Bruns: Offensive outburst wasn’t a fluke

By Ben Bruns, Contributor & former Iowa State All-American

I think I know what you’re thinking. Why did we look like a completely different offense last weekend? What happened last week? Why this sudden change? Why now? Oh, and by the way, can we keep doing it?!

I’ll start with the latter question: Yes, I believe the Cyclones can continue to look like they looked on Saturday. There’s no question that we will face significantly stiffer competition this week The Utes are the real deal. But the Cyclones performed as well as they did because they did the little things right on Saturday night.

At the very start of the contest, it appeared that the ISU penalty problem would hold us back once again, perhaps with disastrous consequences. ISU appeared to be capable of competing physically with Tech and moved the ball effectively at the start of the game. Austen Arnaud was sharp, and the offensive line and receivers were clicking until the questionable holding call on Alvarez basically shut the opening drive down. When a first down-generating play gets whipped out because of the yellow hanky, it is a bad feeling. As an offensive unit, you usually get around 75 chances (snaps) to be successful.
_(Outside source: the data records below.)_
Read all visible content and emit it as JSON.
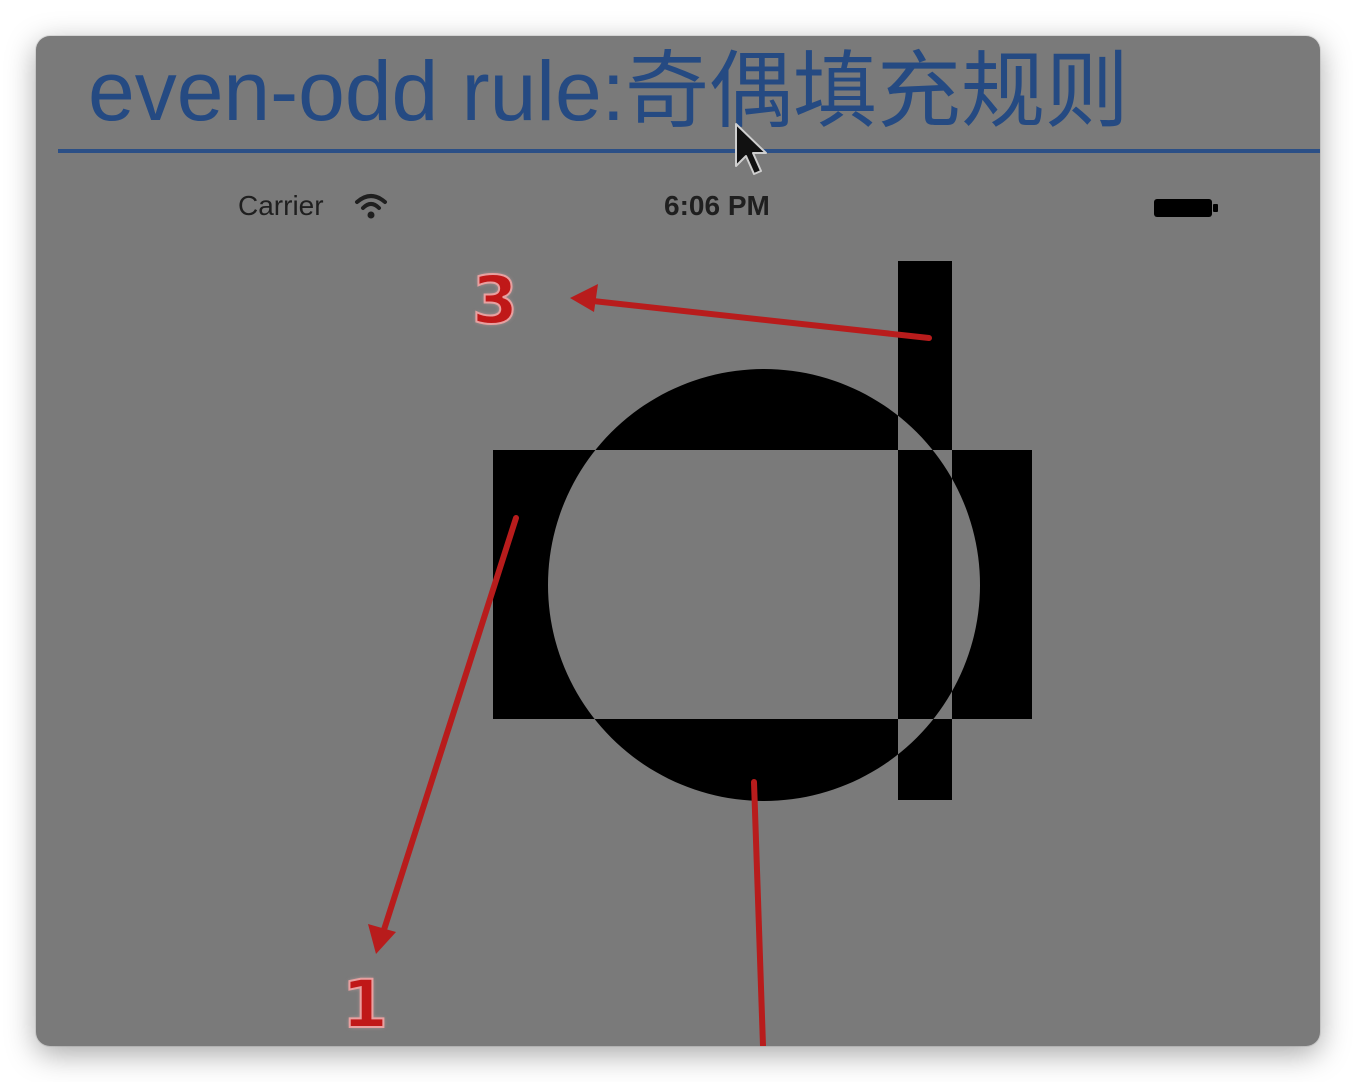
{
  "slide": {
    "title": "even-odd rule:奇偶填充规则"
  },
  "status_bar": {
    "carrier": "Carrier",
    "time": "6:06 PM"
  },
  "annotations": {
    "label_3": "3",
    "label_1": "1"
  },
  "colors": {
    "title": "#254a82",
    "background": "#7a7a7a",
    "fill": "#000000",
    "arrow": "#b81c1c"
  },
  "icons": [
    "cursor-icon",
    "wifi-icon",
    "battery-icon"
  ]
}
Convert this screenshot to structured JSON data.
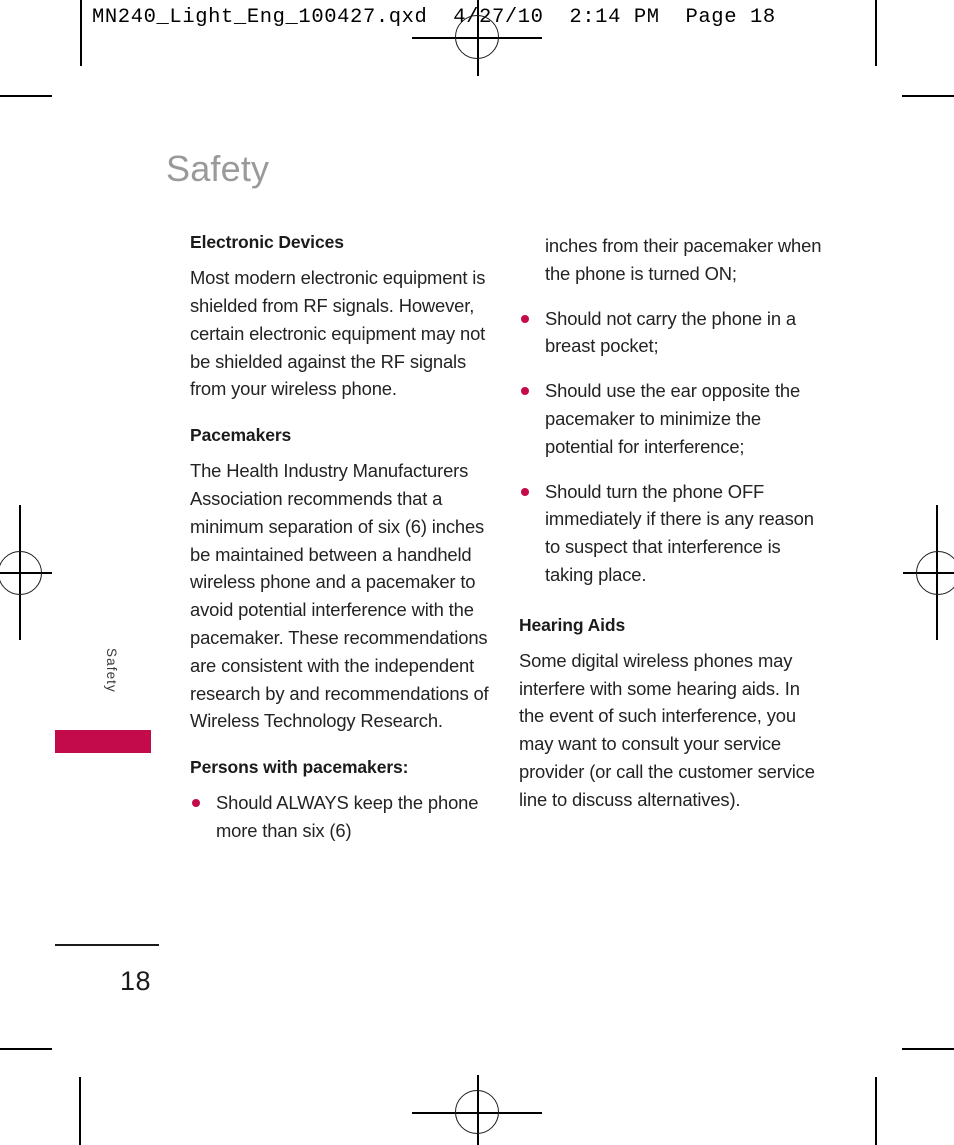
{
  "print_header": "MN240_Light_Eng_100427.qxd  4/27/10  2:14 PM  Page 18",
  "chapter": {
    "title": "Safety",
    "side_tab_label": "Safety"
  },
  "folio": {
    "page_number": "18"
  },
  "colors": {
    "accent": "#c30a4b",
    "title_gray": "#9a9a9a",
    "body_text": "#232323",
    "heading_text": "#1b1b1b"
  },
  "left_column": {
    "heading_1": "Electronic Devices",
    "paragraph_1": "Most modern electronic equipment is shielded from RF signals. However, certain electronic equipment may not be shielded against the RF signals from your wireless phone.",
    "heading_2": "Pacemakers",
    "paragraph_2": "The Health Industry Manufacturers Association recommends that a minimum separation of six (6) inches be maintained between a handheld wireless phone and a pacemaker to avoid potential interference with the pacemaker. These recommendations are consistent with the independent research by and recommendations of Wireless Technology Research.",
    "heading_3": "Persons with pacemakers:",
    "bullet_1_start": "Should ALWAYS keep the phone more than six (6)"
  },
  "right_column": {
    "bullet_1_continued": "inches from their pacemaker when the phone is turned ON;",
    "bullets": [
      "Should not carry the phone in a breast pocket;",
      "Should use the ear opposite the pacemaker to minimize the potential for interference;",
      "Should turn the phone OFF immediately if there is any reason to suspect that interference is taking place."
    ],
    "heading_1": "Hearing Aids",
    "paragraph_1": "Some digital wireless phones may interfere with some hearing aids. In the event of such interference, you may want to consult your service provider (or call the customer service line to discuss alternatives)."
  }
}
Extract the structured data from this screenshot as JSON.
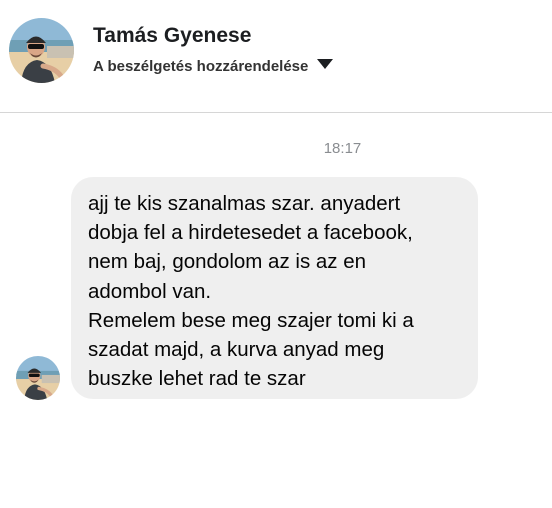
{
  "header": {
    "contact_name": "Tamás Gyenese",
    "assign_label": "A beszélgetés hozzárendelése",
    "avatar_icon": "profile-photo",
    "dropdown_icon": "caret-down-icon"
  },
  "conversation": {
    "timestamp": "18:17",
    "messages": [
      {
        "sender": "Tamás Gyenese",
        "text": "ajj te kis szanalmas szar. anyadert\ndobja fel a hirdetesedet a facebook,\nnem baj, gondolom az is az en\nadombol van.\nRemelem bese meg szajer tomi ki a\nszadat majd, a kurva anyad meg\nbuszke lehet rad te szar"
      }
    ]
  },
  "colors": {
    "bubble_background": "#efefef",
    "timestamp_text": "#8a8d91",
    "divider": "#d6d6d6"
  }
}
Each play only lasts for four to six seconds of action – meaning that, in the course of a 60-minute contest, played out over a total duration of three hours, you really only are going full-bore for 6 around minutes – a staggeringly small amount of time to do your work. When give seconds of that time gets used up by a penalty play and the resulting positive work is negated, it is a big deal to an offensive football team.

For really the first time this season, the Cyclones answered the bell when it came time to execute. Arnaud and Co. made huge plays over and over again. The reason the Clones looked so different? The players did their jobs well on each snap. The Cyclones took shots down the field, many of which didn’t yield connections. But for the first time this season, several did. Receivers came out of their breaks in the right spots and AA put the ball on them. Two breakaway running plays gave ISU the game-changing strikes for which this program has hungered – strikes that put Tech’s defense on their heels. As the game went on, the penalties slowed down too: Funny how that works when you start having success…the more you have, the easier it is.

I thought that the Texas Tech game would say a lot about this ISU team. We needed to prove who we are and who we are going to be the rest of the season. No one could have been happier with the results than the coaching staff was. Saturday was another step forward for this program after a big step back in week two.

Iowa State’s next opponent has many more weapons than Tech and has had an extra week to prepare. Utah will have two to three new wrinkles that Iowa State has not yet seen. Good football teams install some additional offense in the off week to set up the run in the second half of the season and exploit what they see in their next opponents. The Cyclones have to deal with that over the next two games, as Utah and Oklahoma both have off weeks prior to playing ISU. The Utes are one of the best teams in the country. They believe that by the end of the season, they may be in the hunt for the title game. I’m excited to see if this is the best football team we’ve played to date. They may well be and that is saying a lot given how good the Hawks were on Sept. 11.

The road ahead is hard, but there are seven opportunities to earn wins four, five, and six…and reap all of the extra fun, development, and national attention that sixth victory brings. I’ll tell you this; I’m certainly not about to tell Paul Rhoads & Co. they can’t get their fourth win this Saturday. Get your tickets, load the cooler and get back to the Jack.